La diffusione sulla rete internet – da parte dell'ex convivente – di riprese video relative a rapporti sessuali intrattenuti con il partner configura il delitto di Interferenze Illecite nella vita privata di cui all'art. 615-bis c.p. comma 2. Lo ha stabilito la Corte di Cassazione, Sez. Pen., con la sentenza nr. 7361 del 24 febbraio 2012.
A tal riguardo, giova ricordare che la disposizione richiamata contiene al suo interno due distinte fattispecie incriminatrici: la prima – contenuta nel primo comma – concerne l'ipotesi della cd. “interferenza” o “indiscrezione”; la seconda – contenuta nel secondo comma – concerne la più grave ipotesi di “rivelazione” o “diffusione”.

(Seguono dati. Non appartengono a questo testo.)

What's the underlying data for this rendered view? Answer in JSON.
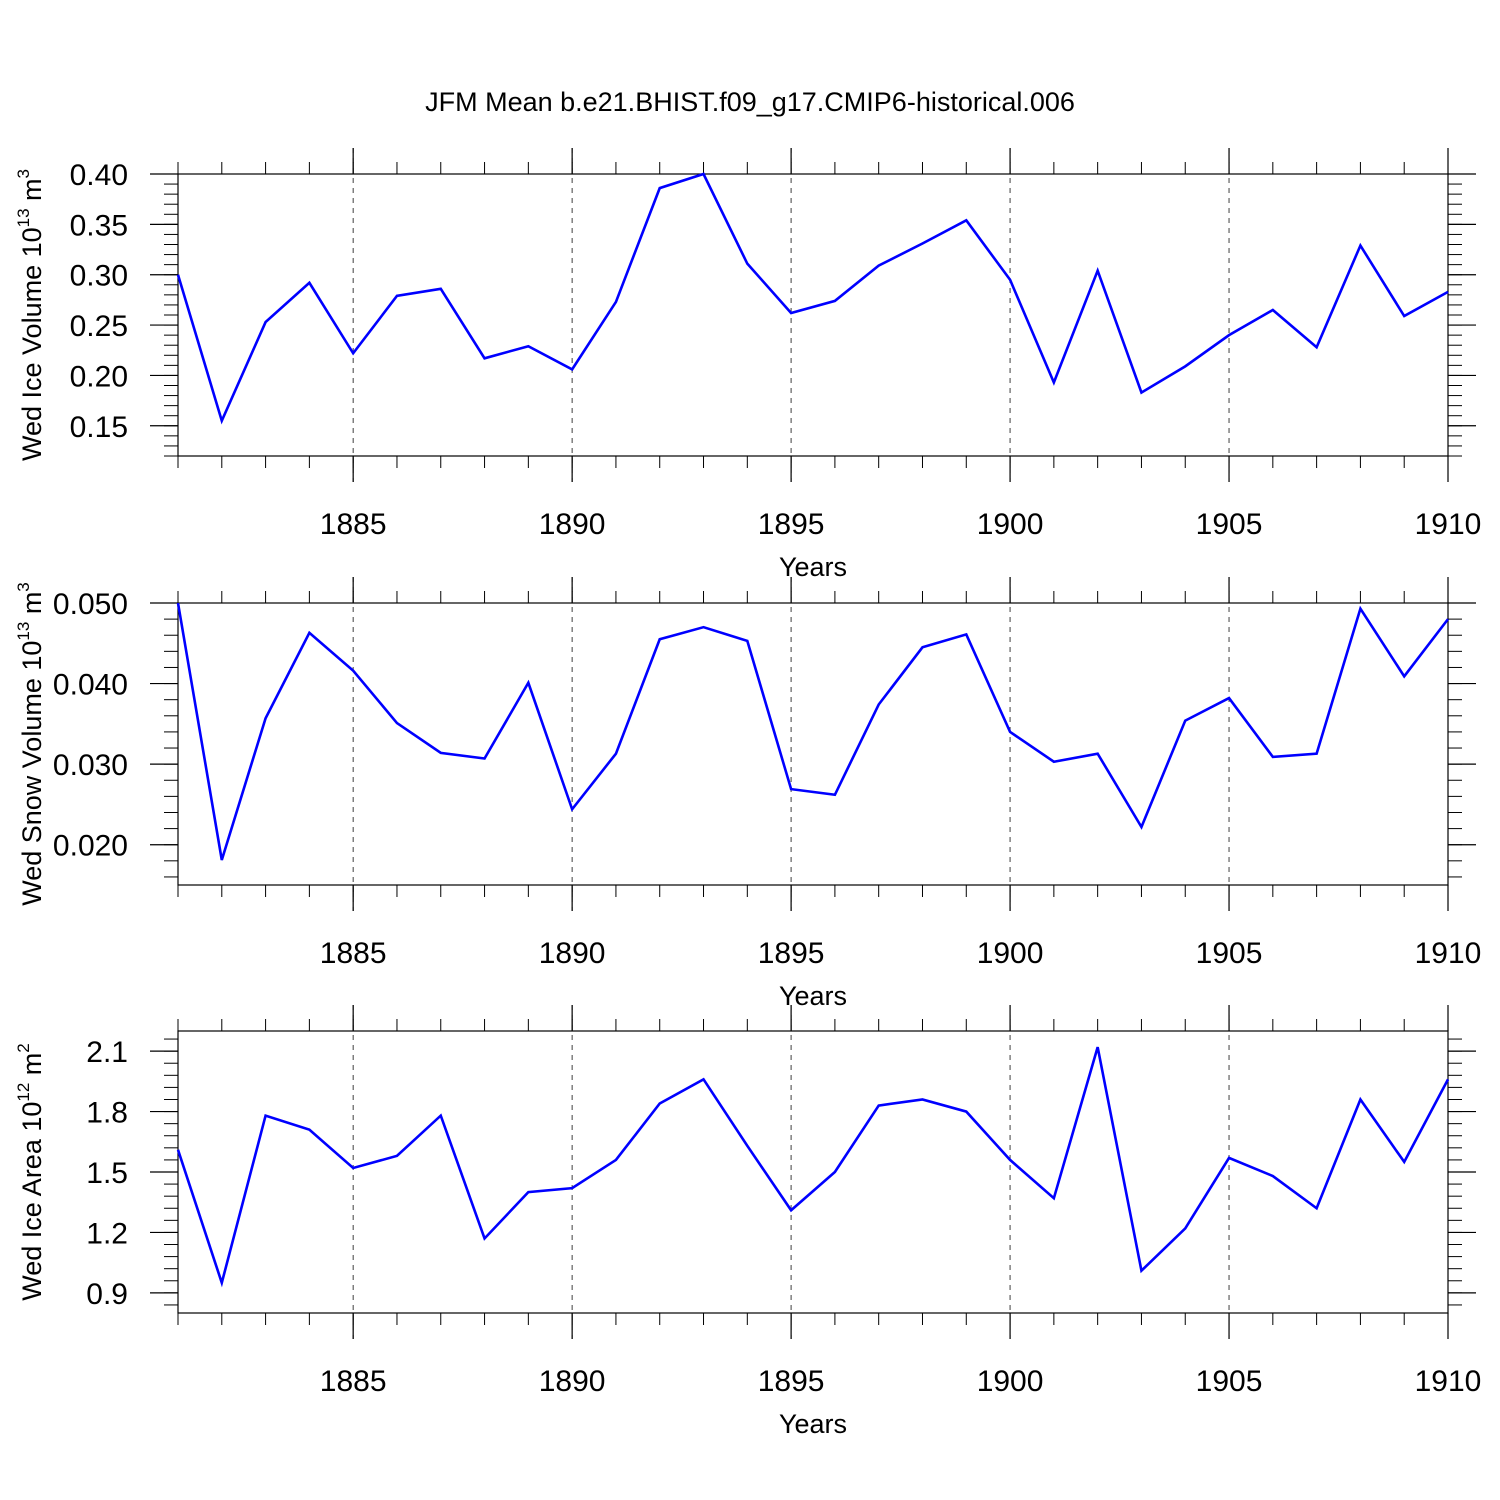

La Suprema Corte, pertanto, ha configurato l'ipotesi delittuosa prevista sub art. 615-bis comma 2, atteso che l'imputato non si era limitato a procurarsi indebitamente le riprese video de quibus, bensì aveva successivamente diffuso le stesse in rete attraverso programmi di condivisione file.
Sembra qui doveroso precisare che il delitto descritto al comma 2 dell'art. 615-bis c.p. compie un rinvio integrale – quanto ai presupposti – al comma precedente. Di conseuguenza, la condotta di “rivelazione” e “diffusione” non può che presupporre quella di “interferenza” o “indiscrezione”.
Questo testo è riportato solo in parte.